I’ll check them out! You haven’t steered me wrong yet 😉
❤️
If I had to pick one: “IDK If I’m a Boy” - Blue Foster
Cavetown. A lot of his Songs. I loved his Songs even before I realized I was trans. I’m transfem, but the soft ways he incorporates Dysphoria into his lyrics really touched me.
Home - Cavetown Telescope - Cavetown
Laura Les is a big Inspiration as I am a musician and vocalist myself and hope to be able to sing fittingly to my gender after voice therapy.
Looking back, do you feel like his songs resonated with your femininity in some way before you cracked your egg?

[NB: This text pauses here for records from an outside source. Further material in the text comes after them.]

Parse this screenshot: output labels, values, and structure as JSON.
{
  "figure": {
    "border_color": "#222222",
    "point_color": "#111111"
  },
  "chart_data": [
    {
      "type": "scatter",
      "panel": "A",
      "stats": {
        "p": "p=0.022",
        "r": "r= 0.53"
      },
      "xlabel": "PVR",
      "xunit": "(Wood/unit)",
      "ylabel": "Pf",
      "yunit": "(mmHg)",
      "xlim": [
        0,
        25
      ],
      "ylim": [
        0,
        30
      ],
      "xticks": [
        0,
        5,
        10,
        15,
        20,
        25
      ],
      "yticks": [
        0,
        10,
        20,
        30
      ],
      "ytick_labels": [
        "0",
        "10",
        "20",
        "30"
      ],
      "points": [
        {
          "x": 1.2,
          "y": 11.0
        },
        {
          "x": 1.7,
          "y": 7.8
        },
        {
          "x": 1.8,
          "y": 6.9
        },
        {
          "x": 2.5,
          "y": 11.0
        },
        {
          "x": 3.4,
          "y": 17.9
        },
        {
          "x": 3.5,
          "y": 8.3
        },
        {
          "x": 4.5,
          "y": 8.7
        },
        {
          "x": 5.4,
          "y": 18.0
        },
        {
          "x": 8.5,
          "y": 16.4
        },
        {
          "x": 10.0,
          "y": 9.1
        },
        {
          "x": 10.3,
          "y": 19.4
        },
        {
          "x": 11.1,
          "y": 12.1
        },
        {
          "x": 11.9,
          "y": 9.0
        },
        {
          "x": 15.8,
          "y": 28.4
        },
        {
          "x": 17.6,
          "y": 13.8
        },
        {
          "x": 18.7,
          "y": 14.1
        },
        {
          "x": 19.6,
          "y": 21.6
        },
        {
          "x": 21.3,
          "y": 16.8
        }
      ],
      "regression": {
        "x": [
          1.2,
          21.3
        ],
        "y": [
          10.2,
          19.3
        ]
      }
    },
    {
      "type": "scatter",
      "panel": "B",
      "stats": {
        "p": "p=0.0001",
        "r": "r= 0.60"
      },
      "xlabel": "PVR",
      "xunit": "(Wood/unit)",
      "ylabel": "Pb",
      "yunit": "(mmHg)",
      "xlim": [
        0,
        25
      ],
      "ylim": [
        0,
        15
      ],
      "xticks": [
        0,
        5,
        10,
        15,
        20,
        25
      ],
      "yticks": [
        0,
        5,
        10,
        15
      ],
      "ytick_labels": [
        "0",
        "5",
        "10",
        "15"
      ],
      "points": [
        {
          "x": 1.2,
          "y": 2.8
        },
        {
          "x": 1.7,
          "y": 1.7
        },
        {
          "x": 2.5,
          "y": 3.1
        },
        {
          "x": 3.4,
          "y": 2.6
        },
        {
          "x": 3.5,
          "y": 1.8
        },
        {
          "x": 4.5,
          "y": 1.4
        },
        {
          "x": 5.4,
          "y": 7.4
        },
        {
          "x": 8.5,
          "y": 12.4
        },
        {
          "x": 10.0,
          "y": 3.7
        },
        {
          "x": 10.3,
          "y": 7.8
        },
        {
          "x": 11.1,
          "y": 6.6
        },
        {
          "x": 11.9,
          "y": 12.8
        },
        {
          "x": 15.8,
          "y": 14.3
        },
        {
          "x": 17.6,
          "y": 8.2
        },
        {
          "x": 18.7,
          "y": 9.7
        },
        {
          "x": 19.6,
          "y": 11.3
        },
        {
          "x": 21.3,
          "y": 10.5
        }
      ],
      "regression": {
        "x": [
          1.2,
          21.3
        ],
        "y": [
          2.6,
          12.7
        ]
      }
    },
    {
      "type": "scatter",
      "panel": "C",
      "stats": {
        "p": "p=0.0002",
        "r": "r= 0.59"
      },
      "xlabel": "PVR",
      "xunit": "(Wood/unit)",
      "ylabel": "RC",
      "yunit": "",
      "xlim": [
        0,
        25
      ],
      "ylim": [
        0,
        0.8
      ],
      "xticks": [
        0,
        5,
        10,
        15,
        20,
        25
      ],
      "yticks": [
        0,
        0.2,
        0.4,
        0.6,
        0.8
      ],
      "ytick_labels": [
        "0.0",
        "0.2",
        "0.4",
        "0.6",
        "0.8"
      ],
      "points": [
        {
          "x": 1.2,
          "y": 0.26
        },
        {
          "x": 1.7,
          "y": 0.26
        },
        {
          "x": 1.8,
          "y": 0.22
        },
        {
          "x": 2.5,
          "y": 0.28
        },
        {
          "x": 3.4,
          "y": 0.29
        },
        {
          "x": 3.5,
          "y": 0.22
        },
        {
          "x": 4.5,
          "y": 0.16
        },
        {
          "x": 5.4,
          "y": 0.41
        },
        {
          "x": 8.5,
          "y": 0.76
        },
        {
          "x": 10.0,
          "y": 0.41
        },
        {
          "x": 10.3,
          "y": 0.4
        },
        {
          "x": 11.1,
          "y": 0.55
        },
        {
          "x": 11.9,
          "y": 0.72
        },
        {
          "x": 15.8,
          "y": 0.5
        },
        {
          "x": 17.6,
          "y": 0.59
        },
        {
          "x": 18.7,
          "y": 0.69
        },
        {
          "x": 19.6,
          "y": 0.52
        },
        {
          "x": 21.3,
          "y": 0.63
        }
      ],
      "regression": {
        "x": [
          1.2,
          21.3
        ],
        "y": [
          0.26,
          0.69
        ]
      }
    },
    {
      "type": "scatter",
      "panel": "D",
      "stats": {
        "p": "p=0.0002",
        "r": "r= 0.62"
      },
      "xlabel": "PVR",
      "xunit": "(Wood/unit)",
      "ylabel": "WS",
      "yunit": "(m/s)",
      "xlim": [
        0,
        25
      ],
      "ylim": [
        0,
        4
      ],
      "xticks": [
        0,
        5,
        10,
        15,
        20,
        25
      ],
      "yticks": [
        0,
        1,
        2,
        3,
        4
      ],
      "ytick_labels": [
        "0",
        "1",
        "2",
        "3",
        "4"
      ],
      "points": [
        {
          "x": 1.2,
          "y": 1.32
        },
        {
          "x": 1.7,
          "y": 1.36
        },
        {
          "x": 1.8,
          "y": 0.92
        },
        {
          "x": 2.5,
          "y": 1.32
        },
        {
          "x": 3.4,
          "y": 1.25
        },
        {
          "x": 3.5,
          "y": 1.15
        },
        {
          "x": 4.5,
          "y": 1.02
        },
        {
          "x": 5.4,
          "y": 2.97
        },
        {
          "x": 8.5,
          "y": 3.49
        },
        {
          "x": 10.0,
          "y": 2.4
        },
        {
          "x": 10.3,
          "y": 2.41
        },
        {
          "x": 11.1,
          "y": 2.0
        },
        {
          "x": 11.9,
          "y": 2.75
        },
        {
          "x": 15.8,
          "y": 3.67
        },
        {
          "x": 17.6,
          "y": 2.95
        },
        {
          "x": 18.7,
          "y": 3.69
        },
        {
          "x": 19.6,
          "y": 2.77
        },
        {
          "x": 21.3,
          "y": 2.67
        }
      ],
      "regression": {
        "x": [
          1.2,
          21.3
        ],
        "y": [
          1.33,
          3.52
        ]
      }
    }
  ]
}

Born this way - Kayla King (I know it’s a Gaga song but I like this version)
Maybe mostly because of the idea towards the end of both songs where they basically call out like, “we’re all in this together fighting the system” and specifically include trans people.
Lately “She Likes a Boy” by Nxdia. I also got turned onto a bunch of trans-ish brit-pop from reading “Little Blue Encyclopedia (for Vivian)” (highly recommend).
Ooo trans-ish brit pop sounds like just my jam! If you have any recommendations in that would be fantastic :D
Also, will def check out the book! Really itching to get back into reading lately so this sounds like the perfect opportunity
There are way more mentions in the book, but one prominent song that I think can be read really trans is “Mis-shapes” by Pulp. A bunch of Suede can be read the same way as well!
I really liked Little Blue, it’s framing is super interesting (the main character explores their relationship and love for a fellow trans lady Vivian through a shared interest in a (fictional) show called “Little Blue”). Also highly recommend “A Safe Girl to Love” (or any of Casey Plett’s work), its a bunch of short stories so easy to get into, as well as Nevada!!!